Calculation of Advance tax
By Individuals / HUF/ Companies/ Associations
Particulars | Amount |
Income from Business / Profession/ Salary | XXX |
Add: Income from House Property | XXX |
Add: Income from Capital gains and other sources | XXX |
Less: Deductions and Exemptions | (XXX) |
Net taxable income | XXXX |
Income tax on Net Taxable Income | XXX |
Add: Surcharge and Cess applicable | XXX |
Total Tax Liability | XXX |
Less: Rebate (u/s 87A or other as applicable) | (XXX) |
Less: TDS/TCS amount prepaid | (XXX) |
Advance tax payable | XXX |
Due Dates for Payment of Advance Tax
For Individuals / HUF/ Companies/ Associations
Due date of installment | Amount payable |
On or Before 15th June | 15% of the tax liability |
On or Before 15th September | 45% of the tax liability |
On or Before 15th December | 75% of the tax liability |
On or Before 15th March | 100% of the tax liability |
For Assessee Computing profits under presumptive basis under Section 44AD(1) or Section 44ADA(1)
Due date of installment | Amount payable |
On or Before 15th March | 100% of the tax liability |
Things to Know About Advance Tax
- Calculation of advance tax is just like calculation of normal Income Tax which is paid at the end of the year. So, all necessary expenses like depreciation, remunerations or commissions paid in case of business income and expenses made for medical expenses or income on which TDS has been deducted in all have to be deducted while calculating Advance Tax.

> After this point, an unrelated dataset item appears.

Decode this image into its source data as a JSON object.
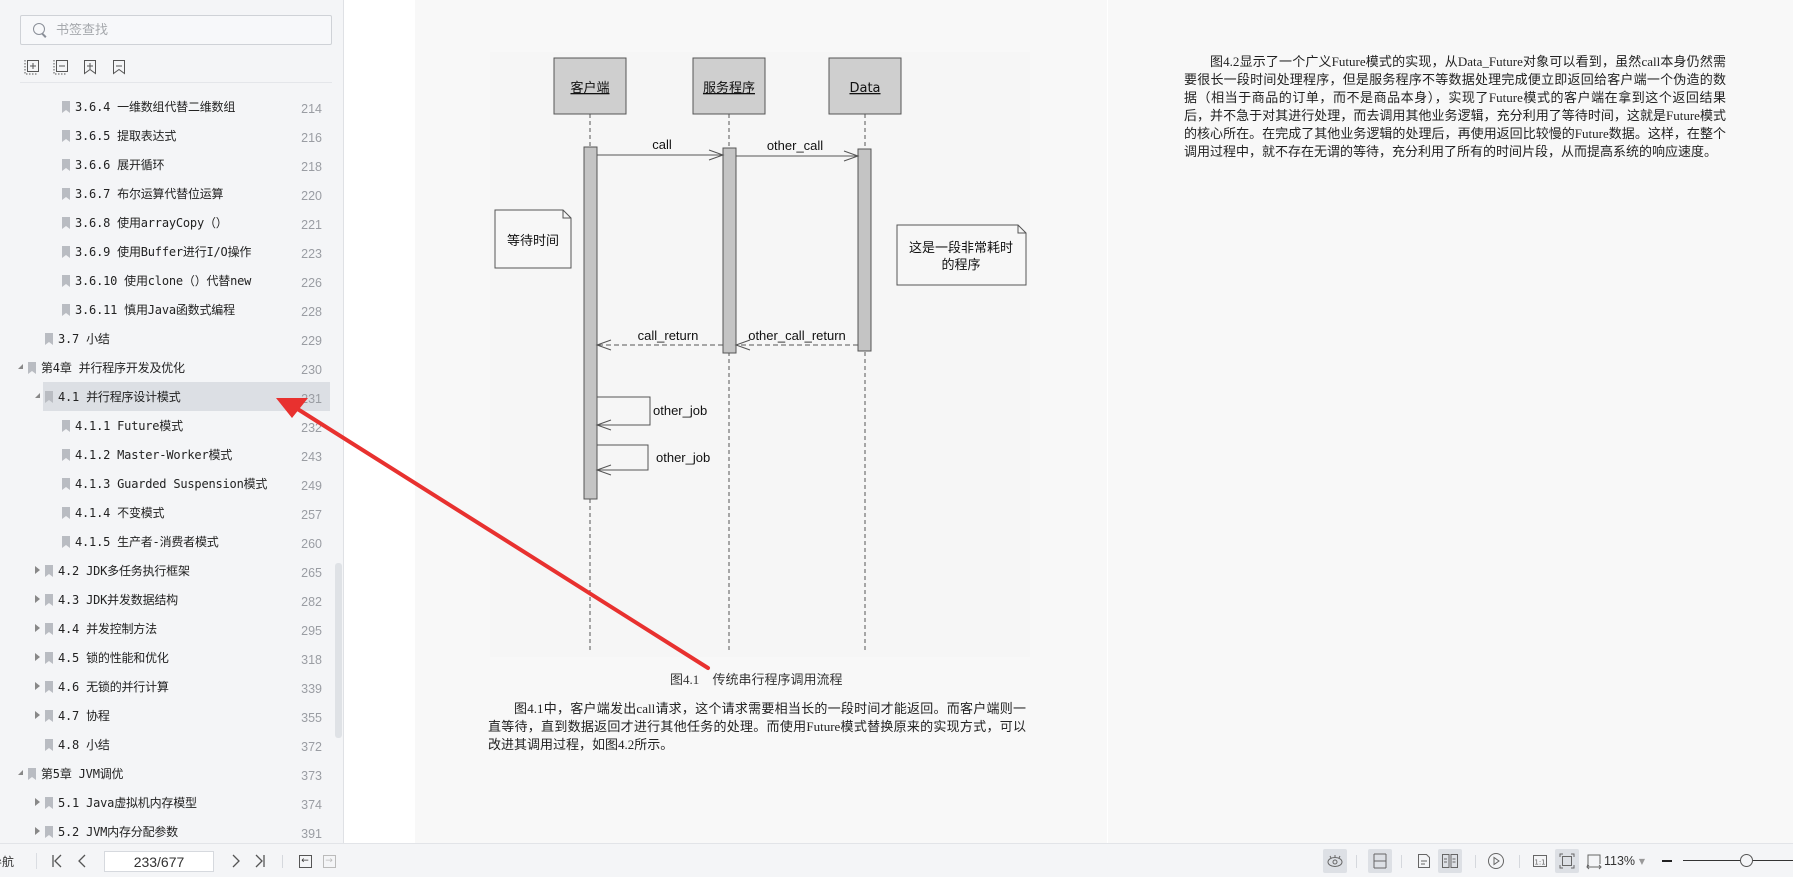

- If advance tax is to be paid on receipt of an order under Section 210(3)from the assessing officer, and in case the calculation of advance tax is lower then what is computed by the assessing officer, then the taxpayer has to file a response to the officer.
- Even after making payment of first or second or third installment of advance tax, if there is any change in the tax liability of the taxpayer he can further revise his advance tax and pay the required tax amount or excess is paid can claim for refund at the time of filing of the Income Tax Return.
- As stated in Rule 125of the Income Tax Rules, 1962, corporate taxpayers shall only use electronic payment mode or internet banking facility while making payment of advance tax. While individual taxpayers can pay advance tax in any of the payment modes such as by making physical payment filing the Challan at the bank or electronically.
- Go to https://onlineservices.tin.egov-nsdl.com/etaxnew/tdsnontds.jsp.
- Select Challan number 280for payment of Advance Tax.
- Enter the required details; PAN number and select Advance taxas type of payment and click on “Proceed”.
- Make payment with available payment modes.
- Download the payment receipt as shown on the screen for future references.
Penal Consequences for Non- Filing of Advance Tax
It is mandatory for the entities and individuals to pay Advance Tax if tax liability estimated is above Rs 10,000. In case of any delay, penal interest under Section 234 C and Section 234 B shall be charged@ 1% at the simple interest which will be charged for the required number of months following the due date of advance tax payment till the advance tax is paid.
For instance, a shortfall in payment of advance tax payable on 15 December interest @ 1% shall be charged for 3 months to 31st March in the same financial year for which the advance tax was to be paid.